Yemen Takes on Militants

Author: 
Khaled Al-Mahdi • Special to Arab News
Publication Date: 
Thu, 2003-06-26 03:00

SANAA, 26 June 2003 — Yemeni troops yesterday killed some 10 militants and arrested dozens of others in an offensive in a southern mountainous region, a police source here said. Police forces and anti-terror units launched an assault on the hide-outs of terrorists in Jabal Hatat, 120 km northwest of the port city of Aden, the source told AFP.

There was no immediate official confirmation of the casualty figures. According to official sources contacted by Arab News, six militants and a soldier were confirmed dead and five militants were injured. An unspecified number of militants were arrested.

However, close to 10 terrorists were killed and dozens more were arrested, the source told AFP, adding that other members of the group “are being pursued by government forces.”

The violence followed an assault by Yemeni troops early yesterday on the hideouts of Islamic militants in remote areas in the south of the country. They also pushed into mountainous terrain in search for armed groups blamed for attacking a military medical convoy over the weekend.

Special forces, supported by helicopters, fired missiles and artillery shells in the Hatat district of Abyan province, almost 380 km south of the capital Sanaa, and launched a manhunt for the suspected militants.

The wanted militants are accused of opening fire at a convoy of military medical team on Saturday. Six medics and a driver were injured in the ambush. Since then, the government has deployed troops and helicopters in the Hatat area.

Military officials said they faced no resistance from the presumed militant hide-outs hit by the government forces’ fire yesterday, adding that the suspects might be changing their hide-outs and taking advantage of the ruggedness of the area.

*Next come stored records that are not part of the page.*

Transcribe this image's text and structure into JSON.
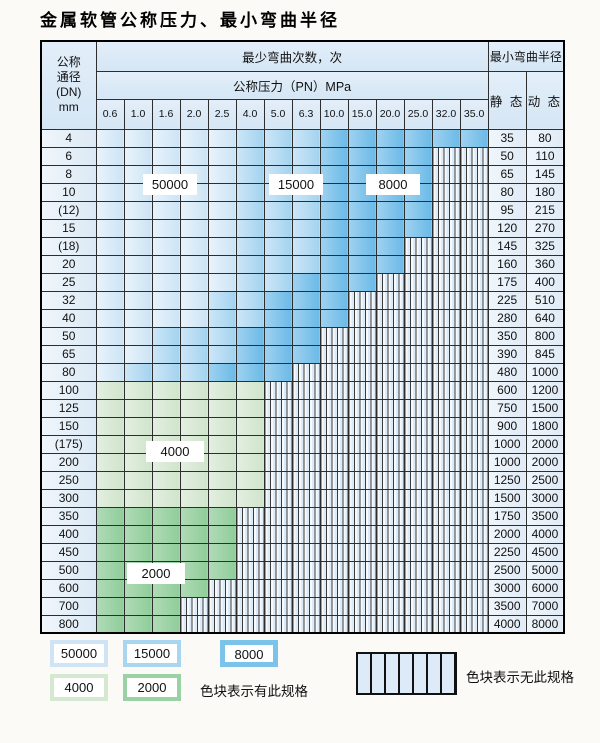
{
  "page": {
    "title": "金属软管公称压力、最小弯曲半径"
  },
  "table": {
    "header": {
      "dn_lines": [
        "公称",
        "通径",
        "(DN)",
        "mm"
      ],
      "cycles_label": "最少弯曲次数，次",
      "pressure_label": "公称压力（PN）MPa",
      "pressure_values": [
        "0.6",
        "1.0",
        "1.6",
        "2.0",
        "2.5",
        "4.0",
        "5.0",
        "6.3",
        "10.0",
        "15.0",
        "20.0",
        "25.0",
        "32.0",
        "35.0"
      ],
      "radius_label": "最小弯曲半径",
      "static_label": "静 态",
      "dynamic_label": "动 态"
    },
    "zone_meaning": {
      "b1": "50000",
      "b2": "15000",
      "b3": "8000",
      "g1": "4000",
      "g2": "2000",
      "h": "无此规格"
    },
    "rows": [
      {
        "dn": "4",
        "zones": {
          "b1": 5,
          "b2": 3,
          "b3": 6
        },
        "static": "35",
        "dynamic": "80"
      },
      {
        "dn": "6",
        "zones": {
          "b1": 5,
          "b2": 3,
          "b3": 4
        },
        "static": "50",
        "dynamic": "110"
      },
      {
        "dn": "8",
        "zones": {
          "b1": 5,
          "b2": 3,
          "b3": 4
        },
        "static": "65",
        "dynamic": "145"
      },
      {
        "dn": "10",
        "zones": {
          "b1": 5,
          "b2": 3,
          "b3": 4
        },
        "static": "80",
        "dynamic": "180"
      },
      {
        "dn": "(12)",
        "zones": {
          "b1": 5,
          "b2": 3,
          "b3": 4
        },
        "static": "95",
        "dynamic": "215"
      },
      {
        "dn": "15",
        "zones": {
          "b1": 5,
          "b2": 3,
          "b3": 4
        },
        "static": "120",
        "dynamic": "270"
      },
      {
        "dn": "(18)",
        "zones": {
          "b1": 5,
          "b2": 3,
          "b3": 3
        },
        "static": "145",
        "dynamic": "325"
      },
      {
        "dn": "20",
        "zones": {
          "b1": 5,
          "b2": 3,
          "b3": 3
        },
        "static": "160",
        "dynamic": "360"
      },
      {
        "dn": "25",
        "zones": {
          "b1": 5,
          "b2": 2,
          "b3": 3
        },
        "static": "175",
        "dynamic": "400"
      },
      {
        "dn": "32",
        "zones": {
          "b1": 4,
          "b2": 2,
          "b3": 3
        },
        "static": "225",
        "dynamic": "510"
      },
      {
        "dn": "40",
        "zones": {
          "b1": 4,
          "b2": 2,
          "b3": 3
        },
        "static": "280",
        "dynamic": "640"
      },
      {
        "dn": "50",
        "zones": {
          "b1": 2,
          "b2": 3,
          "b3": 3
        },
        "static": "350",
        "dynamic": "800"
      },
      {
        "dn": "65",
        "zones": {
          "b1": 2,
          "b2": 3,
          "b3": 3
        },
        "static": "390",
        "dynamic": "845"
      },
      {
        "dn": "80",
        "zones": {
          "b1": 1,
          "b2": 3,
          "b3": 3
        },
        "static": "480",
        "dynamic": "1000"
      },
      {
        "dn": "100",
        "zones": {
          "g1": 6
        },
        "static": "600",
        "dynamic": "1200"
      },
      {
        "dn": "125",
        "zones": {
          "g1": 6
        },
        "static": "750",
        "dynamic": "1500"
      },
      {
        "dn": "150",
        "zones": {
          "g1": 6
        },
        "static": "900",
        "dynamic": "1800"
      },
      {
        "dn": "(175)",
        "zones": {
          "g1": 6
        },
        "static": "1000",
        "dynamic": "2000"
      },
      {
        "dn": "200",
        "zones": {
          "g1": 6
        },
        "static": "1000",
        "dynamic": "2000"
      },
      {
        "dn": "250",
        "zones": {
          "g1": 6
        },
        "static": "1250",
        "dynamic": "2500"
      },
      {
        "dn": "300",
        "zones": {
          "g1": 6
        },
        "static": "1500",
        "dynamic": "3000"
      },
      {
        "dn": "350",
        "zones": {
          "g2": 5
        },
        "static": "1750",
        "dynamic": "3500"
      },
      {
        "dn": "400",
        "zones": {
          "g2": 5
        },
        "static": "2000",
        "dynamic": "4000"
      },
      {
        "dn": "450",
        "zones": {
          "g2": 5
        },
        "static": "2250",
        "dynamic": "4500"
      },
      {
        "dn": "500",
        "zones": {
          "g2": 5
        },
        "static": "2500",
        "dynamic": "5000"
      },
      {
        "dn": "600",
        "zones": {
          "g2": 4
        },
        "static": "3000",
        "dynamic": "6000"
      },
      {
        "dn": "700",
        "zones": {
          "g2": 3
        },
        "static": "3500",
        "dynamic": "7000"
      },
      {
        "dn": "800",
        "zones": {
          "g2": 3
        },
        "static": "4000",
        "dynamic": "8000"
      }
    ]
  },
  "overlays": [
    {
      "text": "50000"
    },
    {
      "text": "15000"
    },
    {
      "text": "8000"
    },
    {
      "text": "4000"
    },
    {
      "text": "2000"
    }
  ],
  "legend": {
    "items": [
      {
        "label": "50000",
        "color": "#cfe5f6"
      },
      {
        "label": "15000",
        "color": "#a8d6f1"
      },
      {
        "label": "8000",
        "color": "#7cc3ea"
      },
      {
        "label": "4000",
        "color": "#d5e8d1"
      },
      {
        "label": "2000",
        "color": "#9bd2a3"
      }
    ],
    "has_spec_note": "色块表示有此规格",
    "no_spec_note": "色块表示无此规格"
  },
  "colors": {
    "zone_50000": "#cfe5f6",
    "zone_15000": "#a8d6f1",
    "zone_8000": "#7cc3ea",
    "zone_4000": "#d5e8d1",
    "zone_2000": "#9bd2a3",
    "header_bg": "#d9e8f6",
    "grid_line": "#2e2e2e",
    "page_bg": "#fbfaf6"
  }
}
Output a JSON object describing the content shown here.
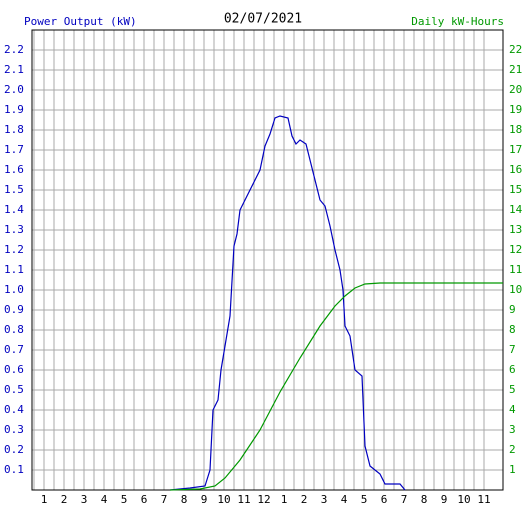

“Special forces launched a raid after four hours of bombardment in the morning,” a senior military official told Arab News.

“More troops were deployed in the afternoon to completely seal off the area and prevent them from escaping,” the official said by phone from Abyan.

The senior military official added that the attack was launched following a siege on Monday and after mediation led by tribal elders failed to convince the militants to surrender and avert the attack.

“They prefer to indulge in a fight with the Yemeni troops,” a clansman told The Associated Press. The armed extremists “refused to hand themselves over to the authorities, preferring to fight the government forces,” according to one mediator.

He put at “around 50” the number of people hidden out in the remote region.

Earlier, the militants were said to have offered to surrender in exchange for the handover of “the killers” of Qaed Salim Sinan Al-Harethi, the top lieutenant in Yemen of Osama Bin Laden.

Al-Harethi was killed last year by a missile from a US Predator drone that struck his car. It was not clear whether the militants sought the Americans involved with the drone or Yemeni informants.

Defense Minister Gen. Abdullah Ali Eleiwah along with Interior Deputy Minister Gen. Mutahhar Al-Mesir and regional army commanders are overseeing the operations.

The wanted militants were reported to belong to group calling itself the Aden-Abyan Islamic Army, a branch of the Islamic Jihad movement.

The Yemeni government has always insisted that the Aden-Abyan group, which was founded in 1998 mainly by Yemeni and Arab veterans of the 1980s anti-Soviet war in Afghanistan, was eradicated after its leader Abul-Hassan Al-Mihdar was executed in 1999.

When established in 1998, the group called in a statement for “a complete implementation” of the Shariah in the conservative country.

In December of the same year, Al-Mihdar and a handful of his followers kidnapped 16 western tourists in Abyan. Four of the hostages were killed in a botched attempt by police to free them.